Своеобразное пораженчество Герцена несомненно разделяли некоторые русские сановники и бюрократы, может быть, некоторое время сам Государь, придворные круги вроде гр. Валуева – во всяком случае. Это и давало повод утверждать Каткову, что «корни польского мятежа были не в Варшаве, а в Петербурге и в Москве».

До рокового 1863 г. – года польского восстания, безнадежно скомпрометированного всеевропейской интригой против России, Герцен действительно был в России властителем дум. И его газеты, издававшиеся на чужбине, – сначала «Полярную Звезду», а потом знаменитый «Колокол», – действительно читала вся Россия, от Царя до самого скромного чиновника, офицера и студента…

Но никогда не следует забывать того, что время роста славы Герцена, отзвуков его «Колокола» шло параллельно с ростом славы и сияния Царя-Освободителя – и притом в душе самого Герцена.
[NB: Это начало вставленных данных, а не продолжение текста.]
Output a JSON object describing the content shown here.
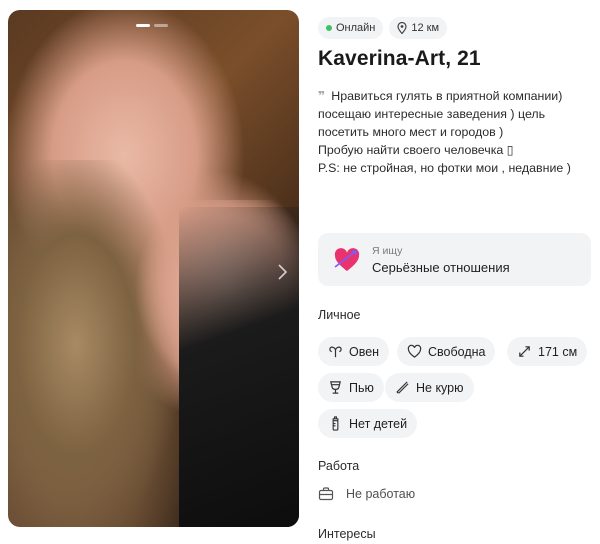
{
  "profile": {
    "status_online": "Онлайн",
    "distance": "12 км",
    "name_age": "Kaverina-Art, 21",
    "bio_lines": [
      "Нравиться гулять в приятной компании) посещаю интересные заведения ) цель посетить много мест и городов )",
      "Пробую найти своего человечка ▯",
      "P.S: не стройная, но фотки мои , недавние )"
    ],
    "seeking": {
      "label": "Я ищу",
      "value": "Серьёзные отношения"
    }
  },
  "sections": {
    "personal": "Личное",
    "work": "Работа",
    "interests": "Интересы"
  },
  "personal_tags": {
    "zodiac": "Овен",
    "relationship": "Свободна",
    "height": "171 см",
    "drinking": "Пью",
    "smoking": "Не курю",
    "children": "Нет детей"
  },
  "work": {
    "value": "Не работаю"
  },
  "colors": {
    "online_dot": "#3cc264",
    "chip_bg": "#f2f3f5",
    "heart": "#e8336f"
  },
  "icons": {
    "distance": "location-pin-icon",
    "quote": "quote-icon",
    "seek": "heart-arrow-icon",
    "zodiac": "aries-icon",
    "relationship": "heart-outline-icon",
    "height": "expand-arrows-icon",
    "drinking": "glass-icon",
    "smoking": "no-smoking-icon",
    "children": "baby-bottle-icon",
    "work": "briefcase-icon"
  }
}
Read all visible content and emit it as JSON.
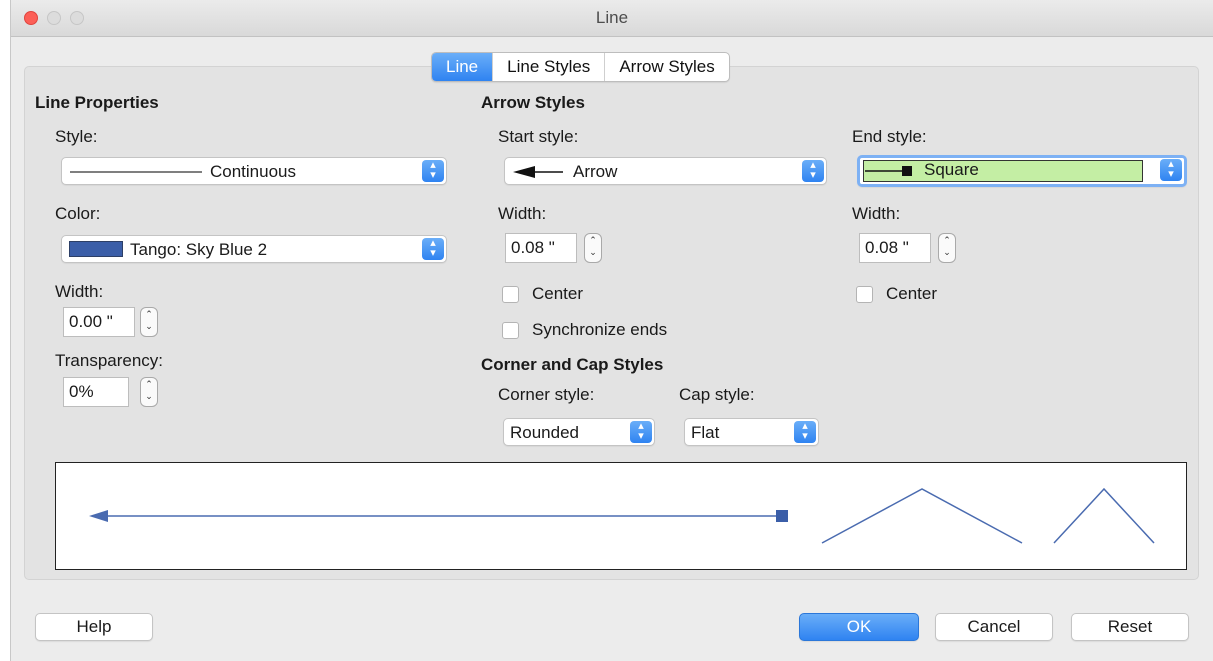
{
  "window": {
    "title": "Line"
  },
  "tabs": [
    {
      "label": "Line",
      "active": true
    },
    {
      "label": "Line Styles",
      "active": false
    },
    {
      "label": "Arrow Styles",
      "active": false
    }
  ],
  "line_properties": {
    "heading": "Line Properties",
    "style_label": "Style:",
    "style_value": "Continuous",
    "color_label": "Color:",
    "color_value": "Tango: Sky Blue 2",
    "color_swatch": "#3b5ea8",
    "width_label": "Width:",
    "width_value": "0.00 \"",
    "transparency_label": "Transparency:",
    "transparency_value": "0%"
  },
  "arrow_styles": {
    "heading": "Arrow Styles",
    "start_label": "Start style:",
    "start_value": "Arrow",
    "end_label": "End style:",
    "end_value": "Square",
    "start_width_label": "Width:",
    "start_width_value": "0.08 \"",
    "end_width_label": "Width:",
    "end_width_value": "0.08 \"",
    "start_center_label": "Center",
    "end_center_label": "Center",
    "sync_label": "Synchronize ends"
  },
  "corner_cap": {
    "heading": "Corner and Cap Styles",
    "corner_label": "Corner style:",
    "corner_value": "Rounded",
    "cap_label": "Cap style:",
    "cap_value": "Flat"
  },
  "buttons": {
    "help": "Help",
    "ok": "OK",
    "cancel": "Cancel",
    "reset": "Reset"
  },
  "colors": {
    "accent": "#2f83f1",
    "line_preview": "#4a6bb0",
    "end_style_highlight": "#c4eea4"
  }
}
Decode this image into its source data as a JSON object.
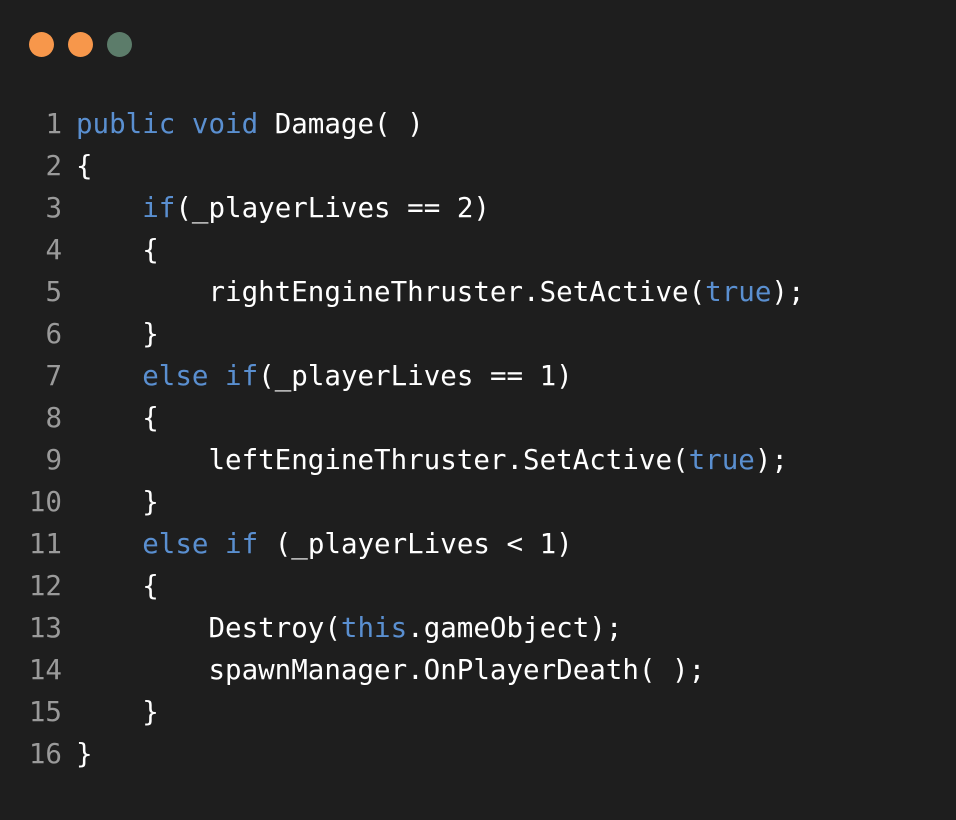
{
  "window": {
    "background": "#1e1e1e",
    "traffic_lights": [
      {
        "name": "close",
        "color": "#f7974b"
      },
      {
        "name": "minimize",
        "color": "#f7974b"
      },
      {
        "name": "maximize",
        "color": "#5c7c6a"
      }
    ]
  },
  "colors": {
    "keyword": "#5a8fd0",
    "text": "#ffffff",
    "line_number": "#9a9a9a"
  },
  "code": {
    "lines": [
      {
        "number": "1",
        "tokens": [
          {
            "t": "kw",
            "v": "public"
          },
          {
            "t": "tx",
            "v": " "
          },
          {
            "t": "kw",
            "v": "void"
          },
          {
            "t": "tx",
            "v": " Damage( )"
          }
        ]
      },
      {
        "number": "2",
        "tokens": [
          {
            "t": "tx",
            "v": "{"
          }
        ]
      },
      {
        "number": "3",
        "tokens": [
          {
            "t": "tx",
            "v": "    "
          },
          {
            "t": "kw",
            "v": "if"
          },
          {
            "t": "tx",
            "v": "(_playerLives == 2)"
          }
        ]
      },
      {
        "number": "4",
        "tokens": [
          {
            "t": "tx",
            "v": "    {"
          }
        ]
      },
      {
        "number": "5",
        "tokens": [
          {
            "t": "tx",
            "v": "        rightEngineThruster.SetActive("
          },
          {
            "t": "kw",
            "v": "true"
          },
          {
            "t": "tx",
            "v": ");"
          }
        ]
      },
      {
        "number": "6",
        "tokens": [
          {
            "t": "tx",
            "v": "    }"
          }
        ]
      },
      {
        "number": "7",
        "tokens": [
          {
            "t": "tx",
            "v": "    "
          },
          {
            "t": "kw",
            "v": "else"
          },
          {
            "t": "tx",
            "v": " "
          },
          {
            "t": "kw",
            "v": "if"
          },
          {
            "t": "tx",
            "v": "(_playerLives == 1)"
          }
        ]
      },
      {
        "number": "8",
        "tokens": [
          {
            "t": "tx",
            "v": "    {"
          }
        ]
      },
      {
        "number": "9",
        "tokens": [
          {
            "t": "tx",
            "v": "        leftEngineThruster.SetActive("
          },
          {
            "t": "kw",
            "v": "true"
          },
          {
            "t": "tx",
            "v": ");"
          }
        ]
      },
      {
        "number": "10",
        "tokens": [
          {
            "t": "tx",
            "v": "    }"
          }
        ]
      },
      {
        "number": "11",
        "tokens": [
          {
            "t": "tx",
            "v": "    "
          },
          {
            "t": "kw",
            "v": "else"
          },
          {
            "t": "tx",
            "v": " "
          },
          {
            "t": "kw",
            "v": "if"
          },
          {
            "t": "tx",
            "v": " (_playerLives < 1)"
          }
        ]
      },
      {
        "number": "12",
        "tokens": [
          {
            "t": "tx",
            "v": "    {"
          }
        ]
      },
      {
        "number": "13",
        "tokens": [
          {
            "t": "tx",
            "v": "        Destroy("
          },
          {
            "t": "kw",
            "v": "this"
          },
          {
            "t": "tx",
            "v": ".gameObject);"
          }
        ]
      },
      {
        "number": "14",
        "tokens": [
          {
            "t": "tx",
            "v": "        spawnManager.OnPlayerDeath( );"
          }
        ]
      },
      {
        "number": "15",
        "tokens": [
          {
            "t": "tx",
            "v": "    }"
          }
        ]
      },
      {
        "number": "16",
        "tokens": [
          {
            "t": "tx",
            "v": "}"
          }
        ]
      }
    ]
  }
}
На почве общего порыва к освобождению и к всенародному счастью и богатству (что впоследствии так возненавидел моральный автор злодеяния 1 марта 1881 г., презренный и тупой Михайловский, невежественный позитивист, которого даже одно время любивший его H.A. Бердяев назвал «беспомощным в философии») – на этой общей почве с Царем-Освободителем и возникли лучшие статьи Герцена как в «Полярной Звезде», так и в «Колоколе», – все до того же рокового 1863 г. Этот проклятый год спаял Герцена жуткими узами, надолго нерасторжимыми, с красной эмиграцией. Но в силу всего сказанного и в силу никогда не прощенного Герцену «левыми» приветственного вопля, обращенного к Царю-Освободителю:

– Ты победил, Галилеянин! можно смело сказать, что в лучших своих вещах и в лучшие свои минуты Герцен был и с алтарем, и с троном.

Вот что говорит по этому поводу академик П.Б. Струве в «Вехах», в одной из самых «левых» статей этого сборника:

«…Герцен, несмотря на свой социализм и атеизм, вечно борется в себе со своим интеллигентским ликом. Вернее, Герцен иногда носит как бы мундир русского интеллигента, и расхождение его с деятелями 60-х годов не есть опять-таки просто исторический и исторически обусловленный факт конфликта людей разных формаций культурного развития и общественной мысли, а нечто гораздо более крупное и существенное. Чернышевский, по всему существу своему, другой человек, чем Герцен» («Вехи», 1909, с. 134).

Блестящий русский гегелианец и первоклассный литературный критик-философ, H.H. Страхов так определил Чернышевского и его «героев» из «Что делать?»: «чудовищная остановка в развитии».

Если перевести это эвфемическое выражение на откровенное и недвусмысленное, то мысль проф. Страхова можно выразить так:

То, что оттолкнуло Герцена от людей 60-х годов и главным образом от банды засевшей в «Современнике», «Русском Слове», «Свистке», «Деле» и прочих постыдных листках, было невероятное одичание всего шестидесятничества.

Если для Чернышевского Герцен «ископаемая кость» – он так выразился, – то мы прибавим от себя:

Да, конечно, Герцен несомненно «ископаемая кость» для Чернышевского и Ленина, поскольку они, как бешеные свиньи, разворачивая своими «пятачками» ниву Русской Культуры, докопались до человеческой кости высоко развитого человеческого типа, в которой они ровно ничего не поняли и могли только хрюкать в злобном недоумении…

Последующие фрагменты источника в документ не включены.